Le gouvernement français prend des mesures de sécurité préventives contre les risques terroristes dans les lieux publics et les transports après la décapitation de l'otage en Algérie.

25 sept. 2014, 14:47
epa04416593 French Army Chief of Staff General Pierre de Villiers (L) and Head of French Intelligence Services (DGSE) Bernard Bajolet (R) leave the Elysee Palace after an extraordinary defense council with French President Francois Hollande in Paris, France, 25 September 2014. French President Francois Hollande said that the beheading of a French hostage in Algeria gives new urgency to stop terrorism and called on UN member states to support the fight.  EPA/ETIENNE LAURENT

Les mesures de sécurité vont être renforcées dans les lieux publics et les transports en France après l'exécution d'un otage en Algérie par un groupe qui a fait allégeance à l'Etat islamique (EI), a annoncé jeudi l'Elysée après un conseil de défense.
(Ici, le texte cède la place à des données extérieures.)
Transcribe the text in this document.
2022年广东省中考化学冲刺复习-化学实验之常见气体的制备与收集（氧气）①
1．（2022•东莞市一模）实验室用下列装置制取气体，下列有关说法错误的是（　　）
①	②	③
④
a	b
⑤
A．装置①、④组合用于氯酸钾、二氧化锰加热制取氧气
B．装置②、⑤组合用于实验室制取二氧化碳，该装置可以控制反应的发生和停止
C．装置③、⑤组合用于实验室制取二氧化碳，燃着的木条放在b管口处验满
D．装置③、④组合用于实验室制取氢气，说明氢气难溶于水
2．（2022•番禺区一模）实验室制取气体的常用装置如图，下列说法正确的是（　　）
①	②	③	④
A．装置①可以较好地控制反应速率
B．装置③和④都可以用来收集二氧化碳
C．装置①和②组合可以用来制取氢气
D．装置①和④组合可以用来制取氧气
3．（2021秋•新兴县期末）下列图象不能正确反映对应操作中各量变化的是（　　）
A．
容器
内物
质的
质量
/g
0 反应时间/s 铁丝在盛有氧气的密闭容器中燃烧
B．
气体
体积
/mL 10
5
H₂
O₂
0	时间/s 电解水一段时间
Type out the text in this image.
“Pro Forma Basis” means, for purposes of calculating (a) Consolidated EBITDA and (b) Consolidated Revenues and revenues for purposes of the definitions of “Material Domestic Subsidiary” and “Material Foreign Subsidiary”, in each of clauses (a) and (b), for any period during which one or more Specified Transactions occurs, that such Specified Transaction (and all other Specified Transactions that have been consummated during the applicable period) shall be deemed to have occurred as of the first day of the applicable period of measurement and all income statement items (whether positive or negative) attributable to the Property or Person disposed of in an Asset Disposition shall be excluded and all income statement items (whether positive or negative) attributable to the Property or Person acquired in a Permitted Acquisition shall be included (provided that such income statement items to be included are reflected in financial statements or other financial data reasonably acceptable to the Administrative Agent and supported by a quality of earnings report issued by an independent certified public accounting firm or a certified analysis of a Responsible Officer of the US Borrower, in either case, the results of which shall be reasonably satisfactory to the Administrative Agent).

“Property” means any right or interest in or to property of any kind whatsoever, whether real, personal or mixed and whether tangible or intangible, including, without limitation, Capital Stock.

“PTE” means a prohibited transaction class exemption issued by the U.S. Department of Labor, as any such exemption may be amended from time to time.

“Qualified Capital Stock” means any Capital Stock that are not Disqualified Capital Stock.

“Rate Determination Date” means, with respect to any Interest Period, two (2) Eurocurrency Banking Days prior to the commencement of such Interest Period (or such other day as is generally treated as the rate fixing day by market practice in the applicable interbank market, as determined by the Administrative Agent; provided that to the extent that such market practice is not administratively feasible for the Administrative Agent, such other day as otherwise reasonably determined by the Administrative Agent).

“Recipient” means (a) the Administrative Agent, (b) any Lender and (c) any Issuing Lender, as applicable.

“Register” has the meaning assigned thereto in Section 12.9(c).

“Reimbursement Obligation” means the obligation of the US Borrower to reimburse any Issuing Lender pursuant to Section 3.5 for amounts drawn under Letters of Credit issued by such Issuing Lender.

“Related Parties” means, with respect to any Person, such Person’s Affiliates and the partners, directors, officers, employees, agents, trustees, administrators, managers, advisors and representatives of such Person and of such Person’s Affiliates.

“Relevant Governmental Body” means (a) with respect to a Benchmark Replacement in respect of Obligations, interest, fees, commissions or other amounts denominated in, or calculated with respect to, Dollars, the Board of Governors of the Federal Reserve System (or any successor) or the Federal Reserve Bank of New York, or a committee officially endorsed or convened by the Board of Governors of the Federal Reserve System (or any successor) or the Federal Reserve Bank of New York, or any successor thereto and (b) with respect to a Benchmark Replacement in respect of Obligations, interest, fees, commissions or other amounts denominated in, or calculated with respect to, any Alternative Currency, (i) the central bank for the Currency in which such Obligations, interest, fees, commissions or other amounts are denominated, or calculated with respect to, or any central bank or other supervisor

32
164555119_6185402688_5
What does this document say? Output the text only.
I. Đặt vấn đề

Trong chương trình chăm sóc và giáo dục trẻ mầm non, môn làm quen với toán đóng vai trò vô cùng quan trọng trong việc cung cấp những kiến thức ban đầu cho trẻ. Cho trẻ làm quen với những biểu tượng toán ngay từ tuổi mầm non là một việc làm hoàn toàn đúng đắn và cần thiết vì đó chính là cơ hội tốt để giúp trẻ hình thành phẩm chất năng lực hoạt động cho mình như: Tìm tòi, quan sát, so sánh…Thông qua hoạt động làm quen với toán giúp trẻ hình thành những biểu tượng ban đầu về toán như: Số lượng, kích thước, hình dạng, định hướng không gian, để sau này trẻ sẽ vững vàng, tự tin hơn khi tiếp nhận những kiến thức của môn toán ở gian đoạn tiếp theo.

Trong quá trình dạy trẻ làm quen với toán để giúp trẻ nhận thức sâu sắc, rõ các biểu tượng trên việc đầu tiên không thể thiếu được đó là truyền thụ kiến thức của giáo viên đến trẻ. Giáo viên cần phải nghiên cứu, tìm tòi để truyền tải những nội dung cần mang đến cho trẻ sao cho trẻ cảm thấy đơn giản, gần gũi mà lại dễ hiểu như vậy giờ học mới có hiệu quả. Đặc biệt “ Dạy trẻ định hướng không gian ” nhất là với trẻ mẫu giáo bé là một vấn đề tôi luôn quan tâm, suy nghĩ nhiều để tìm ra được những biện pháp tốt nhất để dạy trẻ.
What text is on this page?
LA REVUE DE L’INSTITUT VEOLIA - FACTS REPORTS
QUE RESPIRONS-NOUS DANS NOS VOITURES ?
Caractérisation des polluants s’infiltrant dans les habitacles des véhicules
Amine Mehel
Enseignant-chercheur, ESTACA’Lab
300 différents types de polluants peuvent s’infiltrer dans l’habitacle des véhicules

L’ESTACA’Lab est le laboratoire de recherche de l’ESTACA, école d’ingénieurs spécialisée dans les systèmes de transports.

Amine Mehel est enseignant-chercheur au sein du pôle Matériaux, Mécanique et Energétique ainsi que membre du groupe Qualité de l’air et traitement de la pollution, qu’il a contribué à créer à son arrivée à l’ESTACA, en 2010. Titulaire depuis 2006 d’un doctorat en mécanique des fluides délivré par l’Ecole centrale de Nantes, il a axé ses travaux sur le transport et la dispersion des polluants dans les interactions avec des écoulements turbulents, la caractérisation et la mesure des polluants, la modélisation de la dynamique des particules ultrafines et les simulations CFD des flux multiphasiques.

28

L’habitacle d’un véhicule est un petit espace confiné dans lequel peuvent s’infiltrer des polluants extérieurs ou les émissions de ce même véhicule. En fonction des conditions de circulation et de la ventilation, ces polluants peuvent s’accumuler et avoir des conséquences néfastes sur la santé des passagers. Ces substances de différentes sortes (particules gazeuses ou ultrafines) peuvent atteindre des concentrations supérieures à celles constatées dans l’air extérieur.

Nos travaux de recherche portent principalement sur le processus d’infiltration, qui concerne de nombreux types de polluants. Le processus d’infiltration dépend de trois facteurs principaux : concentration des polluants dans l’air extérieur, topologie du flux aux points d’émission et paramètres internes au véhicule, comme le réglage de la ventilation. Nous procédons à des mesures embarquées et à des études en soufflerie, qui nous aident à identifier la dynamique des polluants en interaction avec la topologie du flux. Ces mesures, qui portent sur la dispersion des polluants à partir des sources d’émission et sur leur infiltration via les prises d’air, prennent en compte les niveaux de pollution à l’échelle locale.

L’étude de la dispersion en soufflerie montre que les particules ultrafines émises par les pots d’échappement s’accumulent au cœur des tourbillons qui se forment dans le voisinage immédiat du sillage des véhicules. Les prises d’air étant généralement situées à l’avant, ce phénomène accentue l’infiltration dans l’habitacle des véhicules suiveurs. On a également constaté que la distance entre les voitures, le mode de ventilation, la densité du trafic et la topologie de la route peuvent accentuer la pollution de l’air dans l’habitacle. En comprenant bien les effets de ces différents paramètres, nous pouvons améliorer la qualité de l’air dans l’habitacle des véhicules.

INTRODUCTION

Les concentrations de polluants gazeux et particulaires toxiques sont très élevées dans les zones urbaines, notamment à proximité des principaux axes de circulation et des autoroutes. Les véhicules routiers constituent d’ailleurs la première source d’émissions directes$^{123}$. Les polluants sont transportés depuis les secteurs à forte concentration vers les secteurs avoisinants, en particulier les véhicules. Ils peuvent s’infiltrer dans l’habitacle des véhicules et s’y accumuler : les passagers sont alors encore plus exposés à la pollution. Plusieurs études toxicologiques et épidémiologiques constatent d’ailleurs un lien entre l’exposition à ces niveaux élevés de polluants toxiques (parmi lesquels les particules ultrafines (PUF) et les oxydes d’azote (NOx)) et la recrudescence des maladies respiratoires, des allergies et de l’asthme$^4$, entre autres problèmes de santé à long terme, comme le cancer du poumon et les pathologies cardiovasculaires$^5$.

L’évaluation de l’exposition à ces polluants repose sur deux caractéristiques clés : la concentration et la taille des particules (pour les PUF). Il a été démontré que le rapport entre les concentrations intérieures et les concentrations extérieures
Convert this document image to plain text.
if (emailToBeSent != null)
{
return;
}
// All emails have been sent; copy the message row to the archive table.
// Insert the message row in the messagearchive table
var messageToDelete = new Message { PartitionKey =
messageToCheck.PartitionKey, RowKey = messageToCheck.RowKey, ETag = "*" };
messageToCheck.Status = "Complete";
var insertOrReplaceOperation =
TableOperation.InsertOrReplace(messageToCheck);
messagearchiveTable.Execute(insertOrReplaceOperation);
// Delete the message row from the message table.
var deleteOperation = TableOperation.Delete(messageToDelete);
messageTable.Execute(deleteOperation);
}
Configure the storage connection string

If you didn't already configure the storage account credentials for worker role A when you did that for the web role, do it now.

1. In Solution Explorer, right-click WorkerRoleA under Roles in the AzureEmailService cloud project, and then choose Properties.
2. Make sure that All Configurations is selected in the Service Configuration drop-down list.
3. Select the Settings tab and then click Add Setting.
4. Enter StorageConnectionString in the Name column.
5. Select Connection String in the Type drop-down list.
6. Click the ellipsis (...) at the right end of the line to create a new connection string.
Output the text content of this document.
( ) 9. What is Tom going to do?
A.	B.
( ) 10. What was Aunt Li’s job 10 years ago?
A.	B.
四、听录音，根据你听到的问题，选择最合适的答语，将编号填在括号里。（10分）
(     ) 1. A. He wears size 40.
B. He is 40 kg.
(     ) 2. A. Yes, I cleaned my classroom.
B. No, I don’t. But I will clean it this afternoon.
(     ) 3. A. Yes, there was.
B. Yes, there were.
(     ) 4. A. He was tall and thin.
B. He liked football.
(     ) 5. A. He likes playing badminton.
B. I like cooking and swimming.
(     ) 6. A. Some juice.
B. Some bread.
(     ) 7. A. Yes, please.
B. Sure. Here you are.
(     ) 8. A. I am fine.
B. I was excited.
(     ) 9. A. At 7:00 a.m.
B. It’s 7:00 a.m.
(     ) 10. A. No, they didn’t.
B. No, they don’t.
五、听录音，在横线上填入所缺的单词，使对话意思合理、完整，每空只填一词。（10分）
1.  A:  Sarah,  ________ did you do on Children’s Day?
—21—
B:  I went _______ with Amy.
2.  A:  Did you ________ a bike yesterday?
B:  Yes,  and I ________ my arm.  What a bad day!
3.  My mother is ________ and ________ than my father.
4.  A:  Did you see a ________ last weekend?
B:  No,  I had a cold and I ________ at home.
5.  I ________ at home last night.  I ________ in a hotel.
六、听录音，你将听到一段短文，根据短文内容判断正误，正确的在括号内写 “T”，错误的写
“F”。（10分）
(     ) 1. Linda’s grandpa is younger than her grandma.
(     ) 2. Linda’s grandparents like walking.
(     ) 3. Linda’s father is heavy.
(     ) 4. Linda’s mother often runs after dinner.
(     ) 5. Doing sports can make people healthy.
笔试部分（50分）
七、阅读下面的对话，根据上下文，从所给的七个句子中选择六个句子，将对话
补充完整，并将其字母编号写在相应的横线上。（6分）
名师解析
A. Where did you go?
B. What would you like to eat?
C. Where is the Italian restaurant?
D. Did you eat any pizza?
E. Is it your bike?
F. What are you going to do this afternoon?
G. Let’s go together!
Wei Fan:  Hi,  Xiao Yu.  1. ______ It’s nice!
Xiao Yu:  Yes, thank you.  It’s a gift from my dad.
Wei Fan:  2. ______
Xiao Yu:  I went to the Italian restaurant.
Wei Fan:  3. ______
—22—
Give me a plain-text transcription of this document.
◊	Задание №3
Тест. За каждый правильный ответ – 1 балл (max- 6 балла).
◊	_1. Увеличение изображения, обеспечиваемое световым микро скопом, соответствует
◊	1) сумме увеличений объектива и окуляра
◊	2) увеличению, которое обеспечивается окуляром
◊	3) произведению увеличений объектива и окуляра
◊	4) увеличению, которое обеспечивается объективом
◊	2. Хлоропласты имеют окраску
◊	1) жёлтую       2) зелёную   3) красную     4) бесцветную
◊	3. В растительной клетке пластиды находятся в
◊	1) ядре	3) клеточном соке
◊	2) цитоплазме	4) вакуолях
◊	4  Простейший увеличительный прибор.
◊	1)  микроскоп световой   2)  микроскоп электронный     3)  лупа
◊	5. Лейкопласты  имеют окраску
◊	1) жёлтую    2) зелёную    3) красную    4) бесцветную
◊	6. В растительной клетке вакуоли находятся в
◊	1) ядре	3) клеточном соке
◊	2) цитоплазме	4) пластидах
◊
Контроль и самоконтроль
Les drapeaux seront mis en berne vendredi, samedi et dimanche en France pour rendre hommage à Hervé Gourdel.

Dans la lutte contre le terrorisme, la France est prête à apporter son soutien "à tous les Etats qui en feraient la demande", ajoute la présidence française dans un communiqué. A la demande de Bagdad, la France a commencé vendredi dernier des frappes aériennes en Irak contre des positions de l'Etat islamique. De nouvelles frappes ont eu lieu jeudi, a annoncé le porte-parole du gouvernement.

"Les mesures de prévention contre les risques terroristes mises en oeuvre sur le territoire national vont être renforcées dans les lieux publics et dans les transports", peut-on lire dans un communiqué publié après un conseil de défense sous la présidence de François Hollande.

Vaste opération en Algérie

Les drapeaux seront mis en berne vendredi, samedi et dimanche en France pour rendre hommage à Hervé Gourdel, guide de montagne de 55 ans décapité en Algérie par un groupe islamiste qui a fait allégeance à l'EI, en représailles aux premières opérations françaises en Irak. "La France tout entière est en deuil après l'exécution barbare de notre compatriote", peut-on lire dans le communiqué. "Ce crime ne saurait rester impuni".

L'armée algérienne menait pour sa part dans la journée une vaste opération pour retrouver le corps de l'otage français décapité et "neutraliser" Jund al-Khilafa qui a revendiqué son assassinat, a indiqué une source sécuritaire à l'AFP. Selon une autre source, près de 3000 militaires participent à cette opération.